A falta de pontos de parada e de infraestrutura para atender os motoristas também desestimula o ingresso de novos profissionais na atividade
A falta de pontos de parada e de infraestrutura para atender os motoristas também desestimula o ingresso de novos profissionais na atividade

Apesar de todas essas mudanças para o setor de transporte, situações como o crescimento do índice de roubo de cargas, aumento do valor do diesel, frete defasado, falta de segurança e de infraestrutura nas estradas também passaram a dificultar a rotina do carreteiro. Como consequência, começou a haver o desinteresse na profissão. Pesquisa realizada pelo Sest-Senat com mil motoristas, em 35 municípios de 11 Estados, mostrou que 44% dos autônomos definem a profissão como sacrifício, 18% classificam como solitária e apenas 20% têm ainda tem a imagem. Além disso, a pesquisa mostra também que 27% da sociedade passou a ver o carreteiro como um profissional irresponsável, 19% imprudente e apenas 16% ainda o considera importante para a sociedade.

Outra pesquisa, esta realizada pela NTC&Logística, mostrou que em 2014 a falta de motoristas alcançava 12,1% da frota das empresas de transporte. Essa frota, segundo a Agência Nacional de Transporte Terrestre (ANTT), chegava a 675 mil veículos automotores. Este número da Agência considera caminhões de 3,5 a 7,0 toneladas, de 8.0 a 29 toneladas e cavalos-mecânicos. Semirreboques, utilitários leves e veículos de apoio (todos com RNTRC) estão fora dessa conta.

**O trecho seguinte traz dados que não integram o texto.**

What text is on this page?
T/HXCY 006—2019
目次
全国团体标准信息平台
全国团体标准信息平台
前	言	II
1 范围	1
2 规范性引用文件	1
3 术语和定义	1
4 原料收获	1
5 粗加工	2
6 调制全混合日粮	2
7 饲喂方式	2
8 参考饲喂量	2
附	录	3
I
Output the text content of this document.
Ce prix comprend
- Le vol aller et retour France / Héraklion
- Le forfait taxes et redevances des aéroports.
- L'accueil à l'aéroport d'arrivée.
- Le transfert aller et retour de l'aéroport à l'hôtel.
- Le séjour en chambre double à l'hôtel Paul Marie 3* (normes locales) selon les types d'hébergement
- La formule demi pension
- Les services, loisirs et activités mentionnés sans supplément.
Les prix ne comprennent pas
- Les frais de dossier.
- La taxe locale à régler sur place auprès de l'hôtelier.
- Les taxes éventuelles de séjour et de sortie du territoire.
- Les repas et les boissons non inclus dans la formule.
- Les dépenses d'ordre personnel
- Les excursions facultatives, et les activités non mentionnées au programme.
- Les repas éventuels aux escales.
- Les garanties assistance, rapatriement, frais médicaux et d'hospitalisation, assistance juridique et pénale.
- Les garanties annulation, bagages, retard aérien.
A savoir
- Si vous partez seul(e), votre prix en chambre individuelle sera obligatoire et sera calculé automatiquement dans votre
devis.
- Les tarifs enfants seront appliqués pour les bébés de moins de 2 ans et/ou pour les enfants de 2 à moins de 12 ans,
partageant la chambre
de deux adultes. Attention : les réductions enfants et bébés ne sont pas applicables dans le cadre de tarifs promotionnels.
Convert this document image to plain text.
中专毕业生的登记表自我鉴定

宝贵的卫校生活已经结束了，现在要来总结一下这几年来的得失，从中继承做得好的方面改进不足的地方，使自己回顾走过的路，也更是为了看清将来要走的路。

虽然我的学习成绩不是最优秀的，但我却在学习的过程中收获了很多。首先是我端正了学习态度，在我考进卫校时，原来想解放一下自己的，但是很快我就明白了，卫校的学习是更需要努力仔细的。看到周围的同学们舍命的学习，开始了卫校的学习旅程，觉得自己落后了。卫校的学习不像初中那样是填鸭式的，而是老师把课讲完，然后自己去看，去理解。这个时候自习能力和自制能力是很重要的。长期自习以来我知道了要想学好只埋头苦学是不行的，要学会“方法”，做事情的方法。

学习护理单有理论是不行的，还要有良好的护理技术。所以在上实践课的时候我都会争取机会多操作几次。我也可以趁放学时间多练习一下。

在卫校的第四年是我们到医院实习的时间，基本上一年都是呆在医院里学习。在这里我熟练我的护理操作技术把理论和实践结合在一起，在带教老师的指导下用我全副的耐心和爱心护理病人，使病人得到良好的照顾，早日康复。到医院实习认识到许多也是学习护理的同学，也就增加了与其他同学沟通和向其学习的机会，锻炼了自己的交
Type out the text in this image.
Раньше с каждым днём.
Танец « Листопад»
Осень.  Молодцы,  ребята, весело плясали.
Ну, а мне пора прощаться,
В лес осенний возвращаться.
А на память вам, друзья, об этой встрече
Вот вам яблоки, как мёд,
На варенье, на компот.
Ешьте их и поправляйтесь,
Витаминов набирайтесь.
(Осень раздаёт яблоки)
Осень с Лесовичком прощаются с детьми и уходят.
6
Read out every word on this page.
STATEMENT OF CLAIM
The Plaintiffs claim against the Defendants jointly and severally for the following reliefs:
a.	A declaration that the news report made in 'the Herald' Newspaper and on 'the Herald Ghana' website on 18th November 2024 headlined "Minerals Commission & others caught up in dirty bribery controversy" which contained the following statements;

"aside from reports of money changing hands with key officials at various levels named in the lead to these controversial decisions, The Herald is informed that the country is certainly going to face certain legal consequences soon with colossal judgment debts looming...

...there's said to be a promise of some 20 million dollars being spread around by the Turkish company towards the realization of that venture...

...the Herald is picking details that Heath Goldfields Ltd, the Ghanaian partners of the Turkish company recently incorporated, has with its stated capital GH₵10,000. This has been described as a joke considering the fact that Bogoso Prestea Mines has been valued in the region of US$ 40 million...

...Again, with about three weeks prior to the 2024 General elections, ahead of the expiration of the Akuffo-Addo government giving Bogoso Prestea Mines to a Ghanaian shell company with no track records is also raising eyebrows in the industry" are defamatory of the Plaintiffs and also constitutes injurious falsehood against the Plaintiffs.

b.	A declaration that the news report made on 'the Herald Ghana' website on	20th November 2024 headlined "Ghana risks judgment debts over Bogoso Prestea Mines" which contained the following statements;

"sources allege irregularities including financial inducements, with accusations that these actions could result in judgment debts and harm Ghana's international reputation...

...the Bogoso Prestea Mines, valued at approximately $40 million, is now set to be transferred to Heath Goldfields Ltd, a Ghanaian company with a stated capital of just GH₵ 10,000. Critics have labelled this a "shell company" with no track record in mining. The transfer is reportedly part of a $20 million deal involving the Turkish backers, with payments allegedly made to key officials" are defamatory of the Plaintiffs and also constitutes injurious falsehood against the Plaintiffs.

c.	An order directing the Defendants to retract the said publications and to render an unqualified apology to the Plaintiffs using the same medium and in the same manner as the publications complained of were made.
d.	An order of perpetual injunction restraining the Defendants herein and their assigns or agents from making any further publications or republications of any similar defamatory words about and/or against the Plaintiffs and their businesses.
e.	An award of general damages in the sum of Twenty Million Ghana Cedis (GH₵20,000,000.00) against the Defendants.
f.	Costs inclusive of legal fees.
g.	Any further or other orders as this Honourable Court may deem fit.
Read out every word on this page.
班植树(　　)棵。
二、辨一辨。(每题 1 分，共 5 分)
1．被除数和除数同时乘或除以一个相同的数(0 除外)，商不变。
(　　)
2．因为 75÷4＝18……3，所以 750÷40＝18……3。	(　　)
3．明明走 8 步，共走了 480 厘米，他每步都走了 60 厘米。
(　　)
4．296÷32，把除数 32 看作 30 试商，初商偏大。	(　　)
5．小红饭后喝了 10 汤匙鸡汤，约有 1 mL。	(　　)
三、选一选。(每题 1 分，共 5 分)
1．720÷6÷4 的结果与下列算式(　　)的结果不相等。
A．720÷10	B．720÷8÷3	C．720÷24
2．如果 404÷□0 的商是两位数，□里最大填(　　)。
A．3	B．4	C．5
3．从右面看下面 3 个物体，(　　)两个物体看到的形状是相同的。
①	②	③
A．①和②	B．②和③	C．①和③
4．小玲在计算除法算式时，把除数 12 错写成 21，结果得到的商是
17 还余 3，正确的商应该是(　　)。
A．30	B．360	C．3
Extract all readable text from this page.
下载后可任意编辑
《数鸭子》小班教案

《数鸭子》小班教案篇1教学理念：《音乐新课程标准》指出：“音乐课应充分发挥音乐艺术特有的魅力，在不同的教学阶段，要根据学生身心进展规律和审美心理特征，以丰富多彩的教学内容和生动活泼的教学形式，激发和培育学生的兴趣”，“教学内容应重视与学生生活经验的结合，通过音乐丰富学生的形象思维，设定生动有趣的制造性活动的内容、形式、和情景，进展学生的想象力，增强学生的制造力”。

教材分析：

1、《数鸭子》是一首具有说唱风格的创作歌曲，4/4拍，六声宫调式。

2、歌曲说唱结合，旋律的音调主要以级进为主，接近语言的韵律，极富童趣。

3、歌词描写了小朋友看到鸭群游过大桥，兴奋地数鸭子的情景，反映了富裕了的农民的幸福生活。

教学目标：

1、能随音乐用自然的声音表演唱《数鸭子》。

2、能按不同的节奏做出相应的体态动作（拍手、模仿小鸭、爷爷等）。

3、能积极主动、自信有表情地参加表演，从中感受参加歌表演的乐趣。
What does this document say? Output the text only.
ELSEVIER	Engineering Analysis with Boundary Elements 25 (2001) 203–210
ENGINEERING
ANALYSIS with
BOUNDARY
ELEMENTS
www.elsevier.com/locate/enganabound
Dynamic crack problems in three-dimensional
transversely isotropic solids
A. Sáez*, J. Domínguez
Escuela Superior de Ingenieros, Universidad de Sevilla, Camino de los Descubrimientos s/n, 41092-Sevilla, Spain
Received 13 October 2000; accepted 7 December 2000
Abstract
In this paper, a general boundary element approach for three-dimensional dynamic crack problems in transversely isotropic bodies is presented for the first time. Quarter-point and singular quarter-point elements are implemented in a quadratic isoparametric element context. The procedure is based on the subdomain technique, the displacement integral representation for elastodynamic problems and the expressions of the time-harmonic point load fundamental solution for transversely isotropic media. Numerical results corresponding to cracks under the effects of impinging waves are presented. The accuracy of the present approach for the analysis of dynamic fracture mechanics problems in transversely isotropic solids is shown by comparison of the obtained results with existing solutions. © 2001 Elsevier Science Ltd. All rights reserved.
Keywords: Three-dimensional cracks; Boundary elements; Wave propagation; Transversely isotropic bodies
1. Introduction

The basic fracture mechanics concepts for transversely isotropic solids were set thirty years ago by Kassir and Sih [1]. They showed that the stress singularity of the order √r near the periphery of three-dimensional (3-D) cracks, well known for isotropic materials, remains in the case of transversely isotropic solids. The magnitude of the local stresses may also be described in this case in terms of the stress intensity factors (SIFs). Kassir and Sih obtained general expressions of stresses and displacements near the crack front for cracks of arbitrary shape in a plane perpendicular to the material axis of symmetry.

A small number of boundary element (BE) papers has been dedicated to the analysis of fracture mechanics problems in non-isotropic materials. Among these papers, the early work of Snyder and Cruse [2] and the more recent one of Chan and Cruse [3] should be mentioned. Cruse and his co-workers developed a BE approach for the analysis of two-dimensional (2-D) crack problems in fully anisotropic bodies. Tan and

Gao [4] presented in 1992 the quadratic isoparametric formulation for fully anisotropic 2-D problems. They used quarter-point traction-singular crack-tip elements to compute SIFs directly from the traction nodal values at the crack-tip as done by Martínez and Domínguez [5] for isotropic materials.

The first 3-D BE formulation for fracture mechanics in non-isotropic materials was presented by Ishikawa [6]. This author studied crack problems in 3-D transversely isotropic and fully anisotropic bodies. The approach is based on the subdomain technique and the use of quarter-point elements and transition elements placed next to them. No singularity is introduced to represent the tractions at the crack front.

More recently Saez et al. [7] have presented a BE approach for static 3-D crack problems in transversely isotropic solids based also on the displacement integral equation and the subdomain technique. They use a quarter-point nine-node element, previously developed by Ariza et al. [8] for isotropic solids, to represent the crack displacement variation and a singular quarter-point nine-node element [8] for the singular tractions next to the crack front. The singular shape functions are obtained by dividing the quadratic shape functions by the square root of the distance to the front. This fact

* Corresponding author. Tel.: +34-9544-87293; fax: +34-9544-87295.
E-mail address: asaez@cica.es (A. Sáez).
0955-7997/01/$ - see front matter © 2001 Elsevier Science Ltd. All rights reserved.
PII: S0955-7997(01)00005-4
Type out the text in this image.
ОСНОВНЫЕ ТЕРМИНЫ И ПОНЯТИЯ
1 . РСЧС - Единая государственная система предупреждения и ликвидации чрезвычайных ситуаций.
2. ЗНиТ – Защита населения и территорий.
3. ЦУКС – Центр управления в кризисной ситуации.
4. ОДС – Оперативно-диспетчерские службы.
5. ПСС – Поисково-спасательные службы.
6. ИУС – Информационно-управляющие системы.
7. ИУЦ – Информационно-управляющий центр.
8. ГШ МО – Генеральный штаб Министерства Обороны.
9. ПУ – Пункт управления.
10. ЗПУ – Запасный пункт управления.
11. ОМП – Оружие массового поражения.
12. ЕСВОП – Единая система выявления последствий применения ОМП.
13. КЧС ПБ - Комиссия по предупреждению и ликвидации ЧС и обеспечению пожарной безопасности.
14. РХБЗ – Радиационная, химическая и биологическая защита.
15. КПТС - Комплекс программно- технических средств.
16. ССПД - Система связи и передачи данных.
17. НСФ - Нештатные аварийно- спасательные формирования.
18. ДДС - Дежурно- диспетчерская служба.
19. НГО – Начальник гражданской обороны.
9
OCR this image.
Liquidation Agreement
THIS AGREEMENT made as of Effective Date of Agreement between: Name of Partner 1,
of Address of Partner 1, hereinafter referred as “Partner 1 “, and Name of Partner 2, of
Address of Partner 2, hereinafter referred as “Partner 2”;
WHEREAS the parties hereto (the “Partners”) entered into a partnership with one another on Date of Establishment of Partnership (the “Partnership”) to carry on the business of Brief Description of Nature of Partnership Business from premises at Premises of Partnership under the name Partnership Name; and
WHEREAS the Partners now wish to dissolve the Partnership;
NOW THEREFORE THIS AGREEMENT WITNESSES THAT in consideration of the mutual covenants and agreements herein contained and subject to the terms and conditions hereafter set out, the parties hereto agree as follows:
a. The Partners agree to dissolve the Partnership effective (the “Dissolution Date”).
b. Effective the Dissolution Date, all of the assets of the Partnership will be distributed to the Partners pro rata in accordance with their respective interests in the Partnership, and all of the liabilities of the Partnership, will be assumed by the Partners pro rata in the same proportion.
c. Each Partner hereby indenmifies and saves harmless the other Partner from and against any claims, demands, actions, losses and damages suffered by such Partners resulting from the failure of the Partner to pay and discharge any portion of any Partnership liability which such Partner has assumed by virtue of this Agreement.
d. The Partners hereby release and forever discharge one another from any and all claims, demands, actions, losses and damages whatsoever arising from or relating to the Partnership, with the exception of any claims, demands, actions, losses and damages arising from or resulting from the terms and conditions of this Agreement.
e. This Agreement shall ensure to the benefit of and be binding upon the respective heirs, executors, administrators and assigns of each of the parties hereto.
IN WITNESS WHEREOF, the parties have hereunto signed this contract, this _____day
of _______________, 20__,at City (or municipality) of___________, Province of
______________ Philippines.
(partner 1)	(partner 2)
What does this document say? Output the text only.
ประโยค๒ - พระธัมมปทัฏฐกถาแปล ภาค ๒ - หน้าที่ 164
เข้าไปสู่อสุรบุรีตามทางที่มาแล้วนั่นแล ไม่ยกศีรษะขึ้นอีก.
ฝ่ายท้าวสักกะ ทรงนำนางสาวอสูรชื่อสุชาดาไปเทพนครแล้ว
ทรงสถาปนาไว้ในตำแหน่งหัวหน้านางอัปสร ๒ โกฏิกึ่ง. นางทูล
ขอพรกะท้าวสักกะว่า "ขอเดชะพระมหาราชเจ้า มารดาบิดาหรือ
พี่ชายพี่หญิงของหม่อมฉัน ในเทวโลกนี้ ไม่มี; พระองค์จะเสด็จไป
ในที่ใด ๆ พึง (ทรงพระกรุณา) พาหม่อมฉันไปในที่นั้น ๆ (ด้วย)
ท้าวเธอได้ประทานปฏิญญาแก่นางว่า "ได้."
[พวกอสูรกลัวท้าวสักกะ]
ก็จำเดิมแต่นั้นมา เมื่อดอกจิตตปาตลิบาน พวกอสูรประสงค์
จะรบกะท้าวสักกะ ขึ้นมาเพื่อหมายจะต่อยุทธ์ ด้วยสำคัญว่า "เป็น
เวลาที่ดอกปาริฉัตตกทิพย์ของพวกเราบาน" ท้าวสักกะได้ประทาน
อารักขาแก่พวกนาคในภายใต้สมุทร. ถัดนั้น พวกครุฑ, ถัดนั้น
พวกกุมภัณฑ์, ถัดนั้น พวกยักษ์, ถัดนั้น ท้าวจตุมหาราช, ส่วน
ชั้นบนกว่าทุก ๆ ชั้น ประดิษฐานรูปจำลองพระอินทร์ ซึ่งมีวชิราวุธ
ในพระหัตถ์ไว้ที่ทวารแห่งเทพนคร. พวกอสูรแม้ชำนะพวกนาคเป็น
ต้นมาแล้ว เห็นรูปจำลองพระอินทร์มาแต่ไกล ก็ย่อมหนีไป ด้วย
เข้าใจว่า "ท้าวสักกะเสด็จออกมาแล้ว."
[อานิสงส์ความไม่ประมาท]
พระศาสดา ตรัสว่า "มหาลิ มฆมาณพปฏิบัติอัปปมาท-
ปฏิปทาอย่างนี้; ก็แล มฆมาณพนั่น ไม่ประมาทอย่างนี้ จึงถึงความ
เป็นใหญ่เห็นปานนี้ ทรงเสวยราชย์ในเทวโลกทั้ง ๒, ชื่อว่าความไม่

Pesquisa aponta que 18% dos carreteiros autônomos classificam dirigir caminhão como uma atividade solitária e 20% ainda têm imagem de liberdade
Pesquisa aponta que 18% dos carreteiros autônomos classificam dirigir caminhão como uma atividade solitária e 20% ainda têm imagem de liberdade

Como cada caminhão costuma ter, em média, 1,3 motoristas, chega-se à conclusão que o déficit na ocasião da pesquisa era de 106 mil motoristas. “Hoje, esse déficit deve estar consideravelmente amenizado pela recessão econômica, pois estima-se que existam nada menos que 350 mil caminhões sobrando”, destacou Neuto Gonçalves dos Reis, diretor técnico da NTC&Logística e coordenador do DECOPE (Departamento de Custos operacionais, Estudos Técnicos e Econômicos da NTC).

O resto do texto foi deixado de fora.